SLHL: Please share an experience that was a major influence on your career decision.
Abraham: I was a junior in college, visiting the National Gallery in D.C. I was in the great sculpture hall, standing in front of two works by 19th-century French artist Jean Baptiste Carpeaux. I was captivated by the way he had turned stone into flesh. That was the moment when I knew I wanted to spend my life trying to make artwork like that.
SLHL: What has been the biggest compliment you've received in your career?
Abraham: This is tough to choose, but one that sticks out was the very first major purchase of one of my sculptures, which was purchased by a woman who was blind. It might sound like a crude joke at first, but on second thought is a very profound compliment to a sculptor.
SLHL: Who has been the biggest influencer in your career?

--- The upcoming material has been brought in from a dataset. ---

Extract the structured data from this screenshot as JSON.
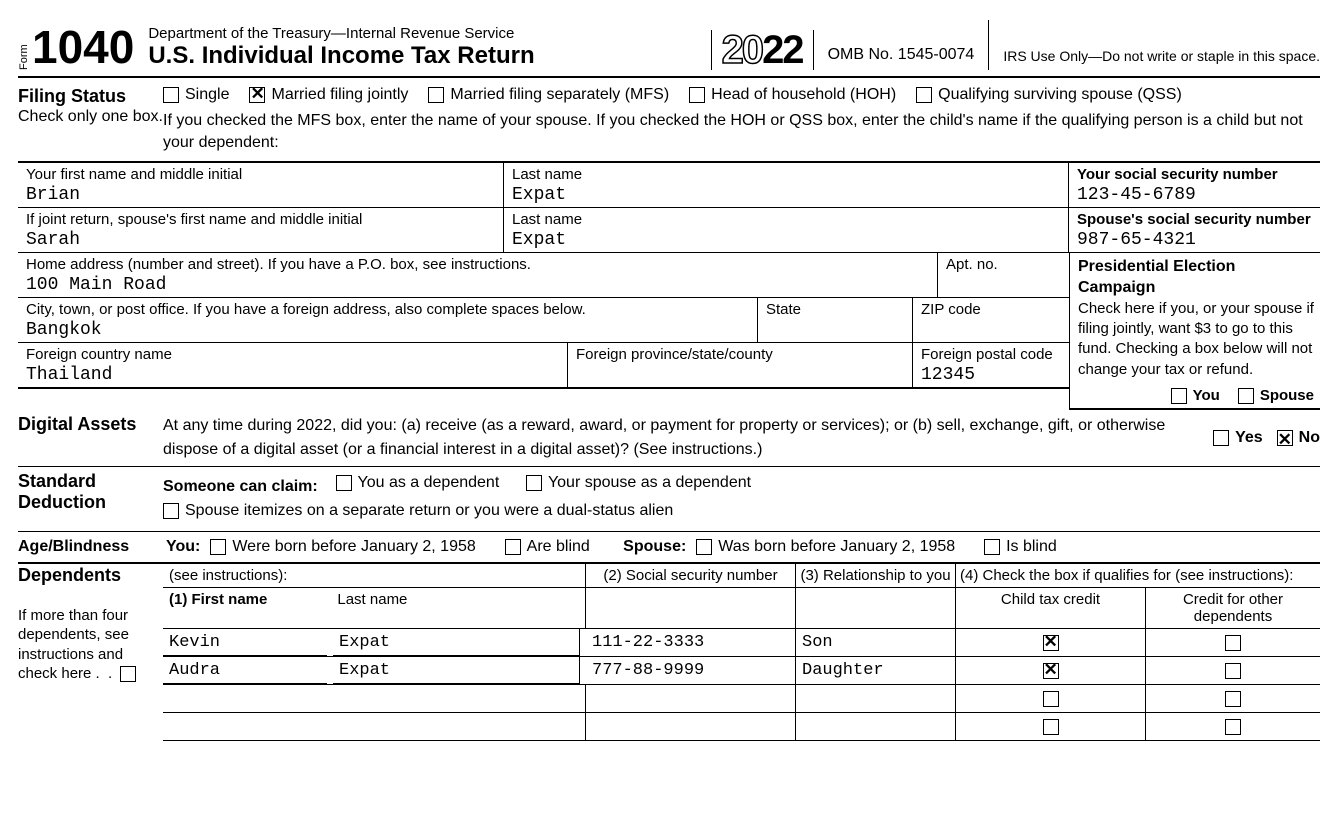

Abraham: The biggest influencer in my life and work was easily my grandfather, R. Brownell McGrew. On a personal level, he was the venerable patriarch of the family and I grew up in awe of him. On an artistic level, his paintings of the Arizona landscape and his portraits of Navajo and Hopi formed in me an expectation of what my art should look like. His ouvre inspires me to be mindful of what I’d like to leave behind. In his case, he left for posterity a visual record of a people and culture that is very nearly extinct. On a professional level, he reached a pinnacle of success that I aspire to. I can see in the arc of his career a story that lines up with my own experiences and helps me believe that there is a pathway to success.
SLHL: What was a project or experience that was a turning point in your career?

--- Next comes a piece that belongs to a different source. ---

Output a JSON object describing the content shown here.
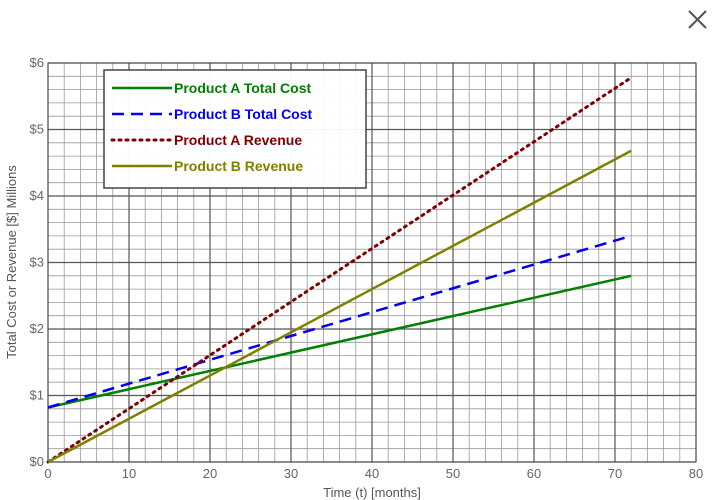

Abraham: In the summer of 2007 I started looking for my first studio space, one that would be suitable for carving stone. I was led to an incredible space with beautiful light, good access, a massive I-beam and hoist system built for handling stone. It was big! As was the financial obligation. At the time I signed the lease, the monthly rent was more than I had ever made in a single month to that point. That was either faith or foolishness, depending on who gets to make the call. What it did for me, though, was force me into making more business-like decisions and commit to what I was doing since there was so much more at stake than before. Within just a few months I landed my first major commission, which came to me by virtue of being in a legitimate art studio and looking the part.
SLHL: Tell us a story from your childhood where your creative design genius kicked in.
Abraham: As a kid I loved to draw horses. I figured I was pretty good at it for a person of my age and stature and so I was always excited to bring my latest drawing to show my grandfather, thinking I was going to get lavished with praise. I never did. He generally would grunt in his gruff sort of way that my latest greatest drawing was “not bad.” Then he would tell me to go back out to the corral, look more closely and draw it again, supplying me with all the paper and pencils I could possibly want. I don’t know about genius, but the part that I’m proud of is that I did it. Many others may have given up after the rough handling, but his method worked for me. I never earned his praise, but I did get better at drawing! In the end, the work ethic is probably worth more than the genius.
SLHL: What does it take to achieve a high level of success before 40?
Abraham: Work and grit. Providence. Patient landlords. Patient wife and supportive children. Courage to face the questions in your stomach over whether or not it’s gonna work out this time.